Dans le cadre de l'examen en première lecture du projet de loi de finances (PLF) pour 2017, les députés ont voté dans la nuit de mercredi à jeudi l'élargissement du champ de la TTF aux transactions intrajournalières (dites "intra-day") - parmi lesquelles figurent les transactions à haute fréquence - et de relever le taux de ce prélèvement à 0,3% contre 0,2% actuellement.
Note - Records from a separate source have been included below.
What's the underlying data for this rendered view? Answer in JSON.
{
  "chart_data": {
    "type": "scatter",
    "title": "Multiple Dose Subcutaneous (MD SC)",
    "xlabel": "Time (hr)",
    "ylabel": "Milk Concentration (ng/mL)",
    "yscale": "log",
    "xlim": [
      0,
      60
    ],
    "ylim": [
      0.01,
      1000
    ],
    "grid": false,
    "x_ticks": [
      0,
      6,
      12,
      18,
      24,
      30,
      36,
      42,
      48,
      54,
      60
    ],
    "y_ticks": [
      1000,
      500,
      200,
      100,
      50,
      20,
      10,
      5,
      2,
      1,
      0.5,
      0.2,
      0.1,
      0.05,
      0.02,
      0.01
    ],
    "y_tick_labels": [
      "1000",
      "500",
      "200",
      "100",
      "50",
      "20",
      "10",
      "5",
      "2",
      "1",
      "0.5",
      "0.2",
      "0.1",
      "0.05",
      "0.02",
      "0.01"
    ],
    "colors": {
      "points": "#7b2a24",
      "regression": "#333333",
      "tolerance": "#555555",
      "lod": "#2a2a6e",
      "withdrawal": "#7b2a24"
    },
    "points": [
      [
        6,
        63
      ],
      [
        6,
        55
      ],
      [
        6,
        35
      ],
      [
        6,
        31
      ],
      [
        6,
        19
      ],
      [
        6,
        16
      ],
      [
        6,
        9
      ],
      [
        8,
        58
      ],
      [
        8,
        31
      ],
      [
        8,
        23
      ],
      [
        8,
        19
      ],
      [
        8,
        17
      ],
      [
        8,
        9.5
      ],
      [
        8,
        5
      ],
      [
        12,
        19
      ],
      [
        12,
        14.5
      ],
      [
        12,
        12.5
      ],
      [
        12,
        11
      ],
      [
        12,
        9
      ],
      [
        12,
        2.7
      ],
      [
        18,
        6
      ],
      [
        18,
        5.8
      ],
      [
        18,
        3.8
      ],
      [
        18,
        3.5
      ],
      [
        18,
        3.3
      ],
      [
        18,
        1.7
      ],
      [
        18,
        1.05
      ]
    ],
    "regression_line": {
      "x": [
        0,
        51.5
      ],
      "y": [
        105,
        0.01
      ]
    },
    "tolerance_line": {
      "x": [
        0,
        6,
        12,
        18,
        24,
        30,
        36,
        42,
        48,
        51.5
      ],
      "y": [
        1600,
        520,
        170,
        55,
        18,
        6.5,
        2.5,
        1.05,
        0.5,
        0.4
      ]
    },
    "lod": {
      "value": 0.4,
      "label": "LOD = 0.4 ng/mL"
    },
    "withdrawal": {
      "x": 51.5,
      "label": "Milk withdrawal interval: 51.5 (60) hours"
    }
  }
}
"Nous comptons bien évidemment revenir sur ce sujet, dans les prochaines étapes de la discussion au Sénat puis à l'Assemblée nationale et à travers nos contacts avec le gouvernement", a assuré Arnaud de Bresson, pour qui un durcissement de la taxe constituerait "un mauvais message" envoyé par la France aux milieux financiers internationaux.

"UN TRÈS MAUVAIS SIGNAL"

La possible perte du "passeport européen", qui assure l'accès aux marchés de l'Union européenne, obligerait les sociétés régulées à Londres à obtenir un agrément dans un pays de l'UE, ce qui suscite la convoitise de nombreuses places financières comme Paris, Francfort, Milan, Amsterdam ou Dublin.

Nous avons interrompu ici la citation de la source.